Orban’s gamble ultimately failed on two counts: firstly because his vocal opposition has further isolated Fidesz within the European People’s Party bloc, of which Juncker is a member, and secondly the federalist Juncker will lead a far more stringent policy regarding member states’ compliance with EU law than his predecessor, José Manuel Barroso.
Navracsics will have to walk the line between Orbán’s populist anti-EU showboating – so popular with many voters at home – and his commissary duty to uphold the EU law. Unlike other EU bodies, the EC represents the interests of Europe as a whole, rather than of individual countries, and is tasked with ensuring that individual member states apply EU law in their own countries.
The EC supervises the introduction of EU directives into national law, the breaching of EU Treaty provisions, regulations and directives, and upholds fair competition for EU businesses, all areas where Hungary has received negative attention in recent years.

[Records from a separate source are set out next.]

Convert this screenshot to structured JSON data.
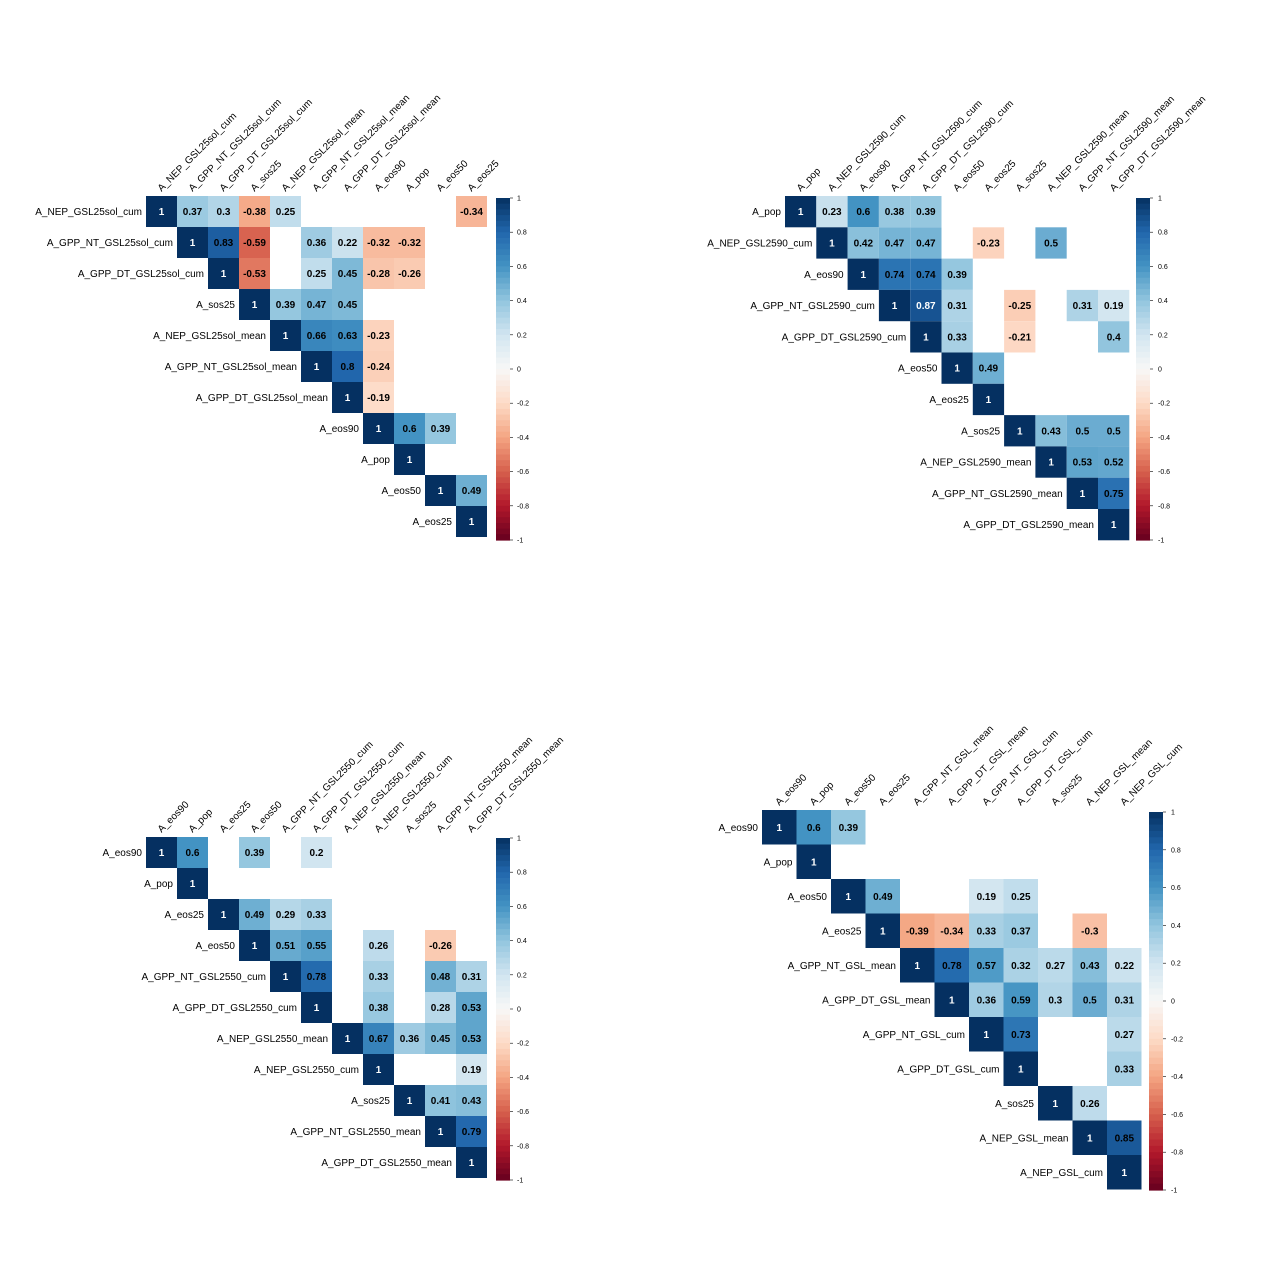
{
  "chart_data": [
    {
      "type": "heatmap",
      "shape": "upper-triangle correlation matrix",
      "variables": [
        "A_NEP_GSL25sol_cum",
        "A_GPP_NT_GSL25sol_cum",
        "A_GPP_DT_GSL25sol_cum",
        "A_sos25",
        "A_NEP_GSL25sol_mean",
        "A_GPP_NT_GSL25sol_mean",
        "A_GPP_DT_GSL25sol_mean",
        "A_eos90",
        "A_pop",
        "A_eos50",
        "A_eos25"
      ],
      "cells": [
        [
          0,
          0,
          1
        ],
        [
          0,
          1,
          0.37
        ],
        [
          0,
          2,
          0.3
        ],
        [
          0,
          3,
          -0.38
        ],
        [
          0,
          4,
          0.25
        ],
        [
          0,
          10,
          -0.34
        ],
        [
          1,
          1,
          1
        ],
        [
          1,
          2,
          0.83
        ],
        [
          1,
          3,
          -0.59
        ],
        [
          1,
          5,
          0.36
        ],
        [
          1,
          6,
          0.22
        ],
        [
          1,
          7,
          -0.32
        ],
        [
          1,
          8,
          -0.32
        ],
        [
          2,
          2,
          1
        ],
        [
          2,
          3,
          -0.53
        ],
        [
          2,
          5,
          0.25
        ],
        [
          2,
          6,
          0.45
        ],
        [
          2,
          7,
          -0.28
        ],
        [
          2,
          8,
          -0.26
        ],
        [
          3,
          3,
          1
        ],
        [
          3,
          4,
          0.39
        ],
        [
          3,
          5,
          0.47
        ],
        [
          3,
          6,
          0.45
        ],
        [
          4,
          4,
          1
        ],
        [
          4,
          5,
          0.66
        ],
        [
          4,
          6,
          0.63
        ],
        [
          4,
          7,
          -0.23
        ],
        [
          5,
          5,
          1
        ],
        [
          5,
          6,
          0.8
        ],
        [
          5,
          7,
          -0.24
        ],
        [
          6,
          6,
          1
        ],
        [
          6,
          7,
          -0.19
        ],
        [
          7,
          7,
          1
        ],
        [
          7,
          8,
          0.6
        ],
        [
          7,
          9,
          0.39
        ],
        [
          8,
          8,
          1
        ],
        [
          9,
          9,
          1
        ],
        [
          9,
          10,
          0.49
        ],
        [
          10,
          10,
          1
        ]
      ],
      "colorbar": {
        "range": [
          -1,
          1
        ],
        "ticks": [
          "1",
          "0.8",
          "0.6",
          "0.4",
          "0.2",
          "0",
          "-0.2",
          "-0.4",
          "-0.6",
          "-0.8",
          "-1"
        ]
      }
    },
    {
      "type": "heatmap",
      "shape": "upper-triangle correlation matrix",
      "variables": [
        "A_pop",
        "A_NEP_GSL2590_cum",
        "A_eos90",
        "A_GPP_NT_GSL2590_cum",
        "A_GPP_DT_GSL2590_cum",
        "A_eos50",
        "A_eos25",
        "A_sos25",
        "A_NEP_GSL2590_mean",
        "A_GPP_NT_GSL2590_mean",
        "A_GPP_DT_GSL2590_mean"
      ],
      "cells": [
        [
          0,
          0,
          1
        ],
        [
          0,
          1,
          0.23
        ],
        [
          0,
          2,
          0.6
        ],
        [
          0,
          3,
          0.38
        ],
        [
          0,
          4,
          0.39
        ],
        [
          1,
          1,
          1
        ],
        [
          1,
          2,
          0.42
        ],
        [
          1,
          3,
          0.47
        ],
        [
          1,
          4,
          0.47
        ],
        [
          1,
          6,
          -0.23
        ],
        [
          1,
          8,
          0.5
        ],
        [
          2,
          2,
          1
        ],
        [
          2,
          3,
          0.74
        ],
        [
          2,
          4,
          0.74
        ],
        [
          2,
          5,
          0.39
        ],
        [
          3,
          3,
          1
        ],
        [
          3,
          4,
          0.87
        ],
        [
          3,
          5,
          0.31
        ],
        [
          3,
          7,
          -0.25
        ],
        [
          3,
          9,
          0.31
        ],
        [
          3,
          10,
          0.19
        ],
        [
          4,
          4,
          1
        ],
        [
          4,
          5,
          0.33
        ],
        [
          4,
          7,
          -0.21
        ],
        [
          4,
          10,
          0.4
        ],
        [
          5,
          5,
          1
        ],
        [
          5,
          6,
          0.49
        ],
        [
          6,
          6,
          1
        ],
        [
          7,
          7,
          1
        ],
        [
          7,
          8,
          0.43
        ],
        [
          7,
          9,
          0.5
        ],
        [
          7,
          10,
          0.5
        ],
        [
          8,
          8,
          1
        ],
        [
          8,
          9,
          0.53
        ],
        [
          8,
          10,
          0.52
        ],
        [
          9,
          9,
          1
        ],
        [
          9,
          10,
          0.75
        ],
        [
          10,
          10,
          1
        ]
      ],
      "colorbar": {
        "range": [
          -1,
          1
        ],
        "ticks": [
          "1",
          "0.8",
          "0.6",
          "0.4",
          "0.2",
          "0",
          "-0.2",
          "-0.4",
          "-0.6",
          "-0.8",
          "-1"
        ]
      }
    },
    {
      "type": "heatmap",
      "shape": "upper-triangle correlation matrix",
      "variables": [
        "A_eos90",
        "A_pop",
        "A_eos25",
        "A_eos50",
        "A_GPP_NT_GSL2550_cum",
        "A_GPP_DT_GSL2550_cum",
        "A_NEP_GSL2550_mean",
        "A_NEP_GSL2550_cum",
        "A_sos25",
        "A_GPP_NT_GSL2550_mean",
        "A_GPP_DT_GSL2550_mean"
      ],
      "cells": [
        [
          0,
          0,
          1
        ],
        [
          0,
          1,
          0.6
        ],
        [
          0,
          3,
          0.39
        ],
        [
          0,
          5,
          0.2
        ],
        [
          1,
          1,
          1
        ],
        [
          2,
          2,
          1
        ],
        [
          2,
          3,
          0.49
        ],
        [
          2,
          4,
          0.29
        ],
        [
          2,
          5,
          0.33
        ],
        [
          3,
          3,
          1
        ],
        [
          3,
          4,
          0.51
        ],
        [
          3,
          5,
          0.55
        ],
        [
          3,
          7,
          0.26
        ],
        [
          3,
          9,
          -0.26
        ],
        [
          4,
          4,
          1
        ],
        [
          4,
          5,
          0.78
        ],
        [
          4,
          7,
          0.33
        ],
        [
          4,
          9,
          0.48
        ],
        [
          4,
          10,
          0.31
        ],
        [
          5,
          5,
          1
        ],
        [
          5,
          7,
          0.38
        ],
        [
          5,
          9,
          0.28
        ],
        [
          5,
          10,
          0.53
        ],
        [
          6,
          6,
          1
        ],
        [
          6,
          7,
          0.67
        ],
        [
          6,
          8,
          0.36
        ],
        [
          6,
          9,
          0.45
        ],
        [
          6,
          10,
          0.53
        ],
        [
          7,
          7,
          1
        ],
        [
          7,
          10,
          0.19
        ],
        [
          8,
          8,
          1
        ],
        [
          8,
          9,
          0.41
        ],
        [
          8,
          10,
          0.43
        ],
        [
          9,
          9,
          1
        ],
        [
          9,
          10,
          0.79
        ],
        [
          10,
          10,
          1
        ]
      ],
      "colorbar": {
        "range": [
          -1,
          1
        ],
        "ticks": [
          "1",
          "0.8",
          "0.6",
          "0.4",
          "0.2",
          "0",
          "-0.2",
          "-0.4",
          "-0.6",
          "-0.8",
          "-1"
        ]
      }
    },
    {
      "type": "heatmap",
      "shape": "upper-triangle correlation matrix",
      "variables": [
        "A_eos90",
        "A_pop",
        "A_eos50",
        "A_eos25",
        "A_GPP_NT_GSL_mean",
        "A_GPP_DT_GSL_mean",
        "A_GPP_NT_GSL_cum",
        "A_GPP_DT_GSL_cum",
        "A_sos25",
        "A_NEP_GSL_mean",
        "A_NEP_GSL_cum"
      ],
      "cells": [
        [
          0,
          0,
          1
        ],
        [
          0,
          1,
          0.6
        ],
        [
          0,
          2,
          0.39
        ],
        [
          1,
          1,
          1
        ],
        [
          2,
          2,
          1
        ],
        [
          2,
          3,
          0.49
        ],
        [
          2,
          6,
          0.19
        ],
        [
          2,
          7,
          0.25
        ],
        [
          3,
          3,
          1
        ],
        [
          3,
          4,
          -0.39
        ],
        [
          3,
          5,
          -0.34
        ],
        [
          3,
          6,
          0.33
        ],
        [
          3,
          7,
          0.37
        ],
        [
          3,
          9,
          -0.3
        ],
        [
          4,
          4,
          1
        ],
        [
          4,
          5,
          0.78
        ],
        [
          4,
          6,
          0.57
        ],
        [
          4,
          7,
          0.32
        ],
        [
          4,
          8,
          0.27
        ],
        [
          4,
          9,
          0.43
        ],
        [
          4,
          10,
          0.22
        ],
        [
          5,
          5,
          1
        ],
        [
          5,
          6,
          0.36
        ],
        [
          5,
          7,
          0.59
        ],
        [
          5,
          8,
          0.3
        ],
        [
          5,
          9,
          0.5
        ],
        [
          5,
          10,
          0.31
        ],
        [
          6,
          6,
          1
        ],
        [
          6,
          7,
          0.73
        ],
        [
          6,
          10,
          0.27
        ],
        [
          7,
          7,
          1
        ],
        [
          7,
          10,
          0.33
        ],
        [
          8,
          8,
          1
        ],
        [
          8,
          9,
          0.26
        ],
        [
          9,
          9,
          1
        ],
        [
          9,
          10,
          0.85
        ],
        [
          10,
          10,
          1
        ]
      ],
      "colorbar": {
        "range": [
          -1,
          1
        ],
        "ticks": [
          "1",
          "0.8",
          "0.6",
          "0.4",
          "0.2",
          "0",
          "-0.2",
          "-0.4",
          "-0.6",
          "-0.8",
          "-1"
        ]
      }
    }
  ]
}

Juncker will now decide whether to accept the nomination and which portfolio to assign. Once the newly-elected 28-member European Commission is assembled by Juncker, the European Parliament will conduct hearings with each member of the president’s team to determine their overall suitability. Navracsics’s understudy at the Ministry of Foreign Affairs and Trade, Peter Szijjarto, is expected to succeed him if his nomination is accepted.
Navracsics’s background as a jurist – like Orbán he is a law graduate but has never practised – pales in comparison to his rapid rise as a political figure. He graduated in law from Eötvös Loránd University in 1990 and then attained a PhD in political science. For most of the 1990s Navracsics remained in academia, only making the transition into politics during the first Orbán government of 1998-2002, holding numerous communications and press-related positions.
He became an MP in 2006 and served as Fidesz’s caucus leader until 2010. He was then appointed to oversee the massive justice and public administration ministry until April 2014, and until recently was seen by observers as one of Orbán’s main rivals for the party leadership. By sending Navracsics to Brussels at a pivotal time, Orbán kills two birds with one stone: he puts a competent man in place at the EC while sidelining a potential rival.